Est-elle très proche de l’image mentale que vous vous étiez imaginée ?

Elle n’est pas un décalque parfait, ce qui m’amuse assez. Sa forme globale est légèrement différente, du fait de sa construction en tranches, à plat : une fois dressée, l’impact perceptif est très différent. Par exemple, si l’on veut percevoir du sol un objet sphérique, il faut construire un objet ovale. J’ai aussi cherché certains accidents formels, sans savoir réellement ce que ça allait donner. Sur les sensations produites par une approche essentialisée (le côté minéral, la dimension végétale), je ne fus pas vraiment surpris : mais lorsque j’ai « découvert » la forme générale, je l’ai trouvée plus riche que ce que j’avais préconçu.

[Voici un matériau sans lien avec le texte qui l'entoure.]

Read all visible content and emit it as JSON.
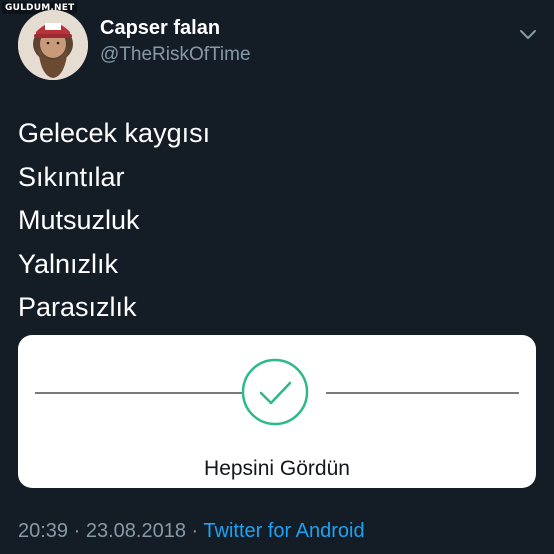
{
  "watermark": "GULDUM.NET",
  "user": {
    "name": "Capser falan",
    "handle": "@TheRiskOfTime"
  },
  "tweet": {
    "lines": [
      "Gelecek kaygısı",
      "Sıkıntılar",
      "Mutsuzluk",
      "Yalnızlık",
      "Parasızlık"
    ]
  },
  "card": {
    "label": "Hepsini Gördün",
    "check_color": "#2eb88c"
  },
  "meta": {
    "time": "20:39",
    "date": "23.08.2018",
    "separator": "·",
    "source": "Twitter for Android"
  },
  "icons": {
    "menu": "chevron-down-icon",
    "check": "check-circle-icon"
  },
  "colors": {
    "background": "#141d26",
    "secondary_text": "#8899a6",
    "link": "#1da1f2"
  }
}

Que retenez-vous de la réception du public ?

Je pense, comme beaucoup d’artistes, construire des œuvres pour tester la forme, éprouver à grande échelle et confronter le résultat à l’intuition d’origine. Nous nous faisons plaisir à nous-mêmes avant tout ! Dans n’importe quel domaine, la première stimulation d’un chercheur n’est pas la conquête du public, même si les retours positifs ont une grande importance. Parfois, les gens projettent sur mes œuvres des images qui peuvent me surprendre, ce qui finalement ne s’avère pas très étonnant : mes installations sont parfois proches de tests de Rorschach, elles contiennent de nombreux signes qui révèlent ceux qui les produisent. Je suis pour que les visions s’additionnent plutôt qu’elles ne se concentrent en un point focal unique.

Un an après, vos impressions sur Monument synthétique ont-elles changé ?

L’intervention de Bertrand Gadenne adoucit l’introduction du parcours, elle complète et enrichit les deux propositions antérieures. Ces trois facettes, trois approches, trois démarches sont tellement différentes : leur synergie met davantage encore les caves en valeur. De plus, comme mes formes naissent plutôt instinctivement, j’ai parfois la sensation en les revoyant que je n’en suis pas le réel auteur, que je n’ai fait qu’établir un système de construction qui s’est ensuite émancipé. L’intense adéquation avec le lieu m’a frappé en revoyant l’installation.

En 2016, pendant l’événement La Cité idéale, vous avez montré une autre sculpture à l’Abbaye de Fontevraud.

Cette pièce s’appelle L’Omniprésence des possibles, et elle est également constituée de caisses en plastique vert sombre : à la fois délicate et brute, elle venait se poser sur le gazon, dans un équilibre un peu précaire, et la circulation chromatique avec le contexte me plaisait beaucoup.